Исправник проницательно вглядывался в Прохора.
– Я не видел тебя давно, Прохор Петрович. Изменился ты очень. Похудел. Хвораешь?
– Да, хвораю... – проглотил Прохор слюну, опустил голову. Мигал часто, будто собирался заплакать. Стоял возле угла стола, машинально водил пальцем по столу. – Хвораю, брат, хвораю. – Он поднял голову, запальчиво сказал: – Не столько я, сколько они все хворают. А я почти здоров... – Он прятал глаза от исправника. Его взгляд смущенно вилял, скользил в пустоту, перепархивал с вещи на вещь. И вдруг – стоп! – телеграммы.
– Ты отдохнул бы, Прохор Петрович.
– Да, пожалуй... Видишь? Читай... Протестуют векселя... Из Москвы, из Питера. А мне – наплевать. Пусть... Дьяволы, скоты! А вот еще... Московский купеческий: «В случае неуплаты дважды отсрочиваемых нашим банком взносов ваш механический завод целиком пойдет с аукциона». Стращают, сволочи. А где мне взять? У меня до семи миллионов пущено в дело.
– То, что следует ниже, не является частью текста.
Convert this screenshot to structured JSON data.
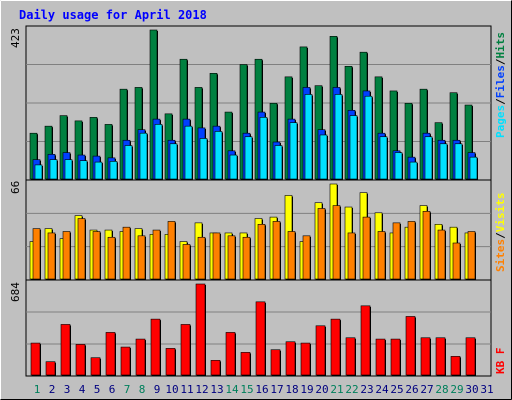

А она, стерва, не хочет дать... Она на деньгах сидит, проститутка... – Он говорил таящимся шепотом, лохматая голова низко опущена, на телеграммы капали слезы.
Исправник, склонившись, покорно сопел. Его глаза лукаво играли и в радость и в скорбь.
– Плевать, плевать!.. Лишь бы поправиться. Все верну... Миллиард будет, целый миллиард, целый миллиард, – сморкаясь, хрипло шептал Прохор Петрович. И – громко, с жадностью в голосе: – А у тебя, Федор, водки с собой нет? Не дают мне...
После расстрела рабочих дьякон Ферапонт как-то весь душевно раскорячился, потерял укрепу в жизни: и Прохора ему жаль по-человечески, и четко видел он, что Прохор тиранит народ, что он враг народу и народ ненавидит его. Дьякон с горя бросил кузнечить, стал задумываться над своей собственной жизнью – вот взял, дурак, да и ушел из рабочих в духовенство, – начал размышлять над жизнью вообще.
И показалось ему, что его жизнь из простой и ясной ненужно усложнилась, – он отстал от одного берега и не пристал к другому. Он теперь всем здесь чужой и чуждый: отец Александр едва снисходит к нему, как к недоучке, а бывшие приятели-рабочие сторонятся его. Семейная жизнь представлялась дьякону тоже неудачной: Манечка глупа, Манечка некрасива, Манечка бесплодна.